Post by Chao-Fu Wang
Distinguished Professor and Fellow of ACES
Dear Colleagues and Friends, We are very happy to share our recent paper on “An Arbitrarily High-Order FDTD Method With Local Time-Stepping for Electromagnetic Simulation of Multiscale Power Devices” published by IEEE Transactions on Microwave Theory and Techniques. Title: An Arbitrarily High-Order FDTD Method With Local Time-Stepping for Electromagnetic Simulation of Multiscale Power Devices Co-Authors: Yan Peng; Tiancheng Zhang; Huaguang Bao; Dazhi Ding; Chao-Fu Wang; Zongguang Yu; Gui Wang IEEE Access Link: https://lnkd.in/gCGPvM37 In this article, a local time-stepping (LTS)-based arbitrary high-order finite-difference time-domain (LTS-ADER-FDTD) method is proposed for the efficient simulation of transient electromagnetic problems involving highly refined local structures. By adopting the arbitrary high-order (ADER) approach, the method converts temporal derivatives into spatial derivative operations, thereby achieving ADER accuracy in time discretization. Through nonuniform grid partitioning, the LTS strategy enables different regions to adaptively select time steps according to their spatial step sizes, significantly reducing the computational burden.
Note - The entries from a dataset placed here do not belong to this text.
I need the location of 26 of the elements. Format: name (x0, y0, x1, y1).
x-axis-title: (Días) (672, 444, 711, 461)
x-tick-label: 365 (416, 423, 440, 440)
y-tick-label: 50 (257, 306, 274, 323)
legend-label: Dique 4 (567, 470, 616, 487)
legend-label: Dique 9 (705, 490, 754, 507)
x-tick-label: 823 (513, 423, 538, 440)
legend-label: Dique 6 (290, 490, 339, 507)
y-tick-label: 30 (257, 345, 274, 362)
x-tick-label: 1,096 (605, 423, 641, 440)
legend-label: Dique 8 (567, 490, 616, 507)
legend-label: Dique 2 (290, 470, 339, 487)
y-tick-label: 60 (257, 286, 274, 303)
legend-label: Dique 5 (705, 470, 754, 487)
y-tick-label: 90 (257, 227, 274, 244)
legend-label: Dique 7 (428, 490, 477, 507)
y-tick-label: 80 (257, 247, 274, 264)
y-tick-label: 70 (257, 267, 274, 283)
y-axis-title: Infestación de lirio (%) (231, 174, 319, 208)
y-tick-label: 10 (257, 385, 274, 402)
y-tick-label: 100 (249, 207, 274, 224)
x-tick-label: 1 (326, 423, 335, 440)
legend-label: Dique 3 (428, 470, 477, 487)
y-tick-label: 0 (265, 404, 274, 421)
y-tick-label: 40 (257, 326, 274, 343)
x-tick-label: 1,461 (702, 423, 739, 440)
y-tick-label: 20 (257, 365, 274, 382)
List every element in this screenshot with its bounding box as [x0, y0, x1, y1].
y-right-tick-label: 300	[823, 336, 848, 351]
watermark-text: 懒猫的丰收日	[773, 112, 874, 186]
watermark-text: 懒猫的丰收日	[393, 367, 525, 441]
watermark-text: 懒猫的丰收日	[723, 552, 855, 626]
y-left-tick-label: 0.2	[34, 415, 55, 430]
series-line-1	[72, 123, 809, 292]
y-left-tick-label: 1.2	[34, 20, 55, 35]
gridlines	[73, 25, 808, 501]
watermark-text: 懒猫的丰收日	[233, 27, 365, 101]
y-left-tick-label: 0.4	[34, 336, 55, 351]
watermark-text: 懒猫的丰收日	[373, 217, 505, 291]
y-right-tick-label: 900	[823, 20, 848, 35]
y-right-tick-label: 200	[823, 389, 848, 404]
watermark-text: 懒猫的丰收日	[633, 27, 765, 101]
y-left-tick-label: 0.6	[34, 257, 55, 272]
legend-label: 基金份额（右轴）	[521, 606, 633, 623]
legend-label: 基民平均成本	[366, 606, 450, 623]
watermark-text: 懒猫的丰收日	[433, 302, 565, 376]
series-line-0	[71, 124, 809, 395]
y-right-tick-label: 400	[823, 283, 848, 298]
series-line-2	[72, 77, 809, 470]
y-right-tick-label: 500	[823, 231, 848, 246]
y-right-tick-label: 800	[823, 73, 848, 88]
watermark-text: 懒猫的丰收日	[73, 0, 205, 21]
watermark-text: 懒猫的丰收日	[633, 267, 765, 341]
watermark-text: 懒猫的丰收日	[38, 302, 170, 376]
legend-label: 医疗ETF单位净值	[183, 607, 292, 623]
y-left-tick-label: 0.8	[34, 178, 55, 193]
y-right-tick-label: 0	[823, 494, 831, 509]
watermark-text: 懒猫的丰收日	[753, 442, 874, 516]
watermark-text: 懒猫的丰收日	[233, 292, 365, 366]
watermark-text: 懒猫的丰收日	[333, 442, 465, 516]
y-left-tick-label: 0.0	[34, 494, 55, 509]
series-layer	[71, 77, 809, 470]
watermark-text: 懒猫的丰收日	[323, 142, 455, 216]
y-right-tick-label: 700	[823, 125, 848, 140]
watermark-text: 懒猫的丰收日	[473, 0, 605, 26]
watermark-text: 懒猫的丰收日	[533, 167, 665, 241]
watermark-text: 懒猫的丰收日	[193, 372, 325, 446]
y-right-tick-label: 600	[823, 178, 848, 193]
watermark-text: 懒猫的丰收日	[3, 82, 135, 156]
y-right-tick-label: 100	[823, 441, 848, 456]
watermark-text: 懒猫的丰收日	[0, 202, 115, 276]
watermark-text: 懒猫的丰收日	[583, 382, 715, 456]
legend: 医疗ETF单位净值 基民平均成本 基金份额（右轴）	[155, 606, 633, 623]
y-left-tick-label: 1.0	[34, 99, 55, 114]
The proposed approach ensures numerical stability and computational consistency during multitime-step advancement while maintaining high spatiotemporal synchronization. Both theoretical analysis and numerical experiments demonstrate that, compared to the conventional finite-difference time-domain (FDTD) method, the proposed algorithm considerably reduces the number of time iterations while preserving comparable computational accuracy, leading to a significant improvement in overall efficiency. This provides a robust and effective solution for the modeling and simulation of complex multiscale electromagnetic problems.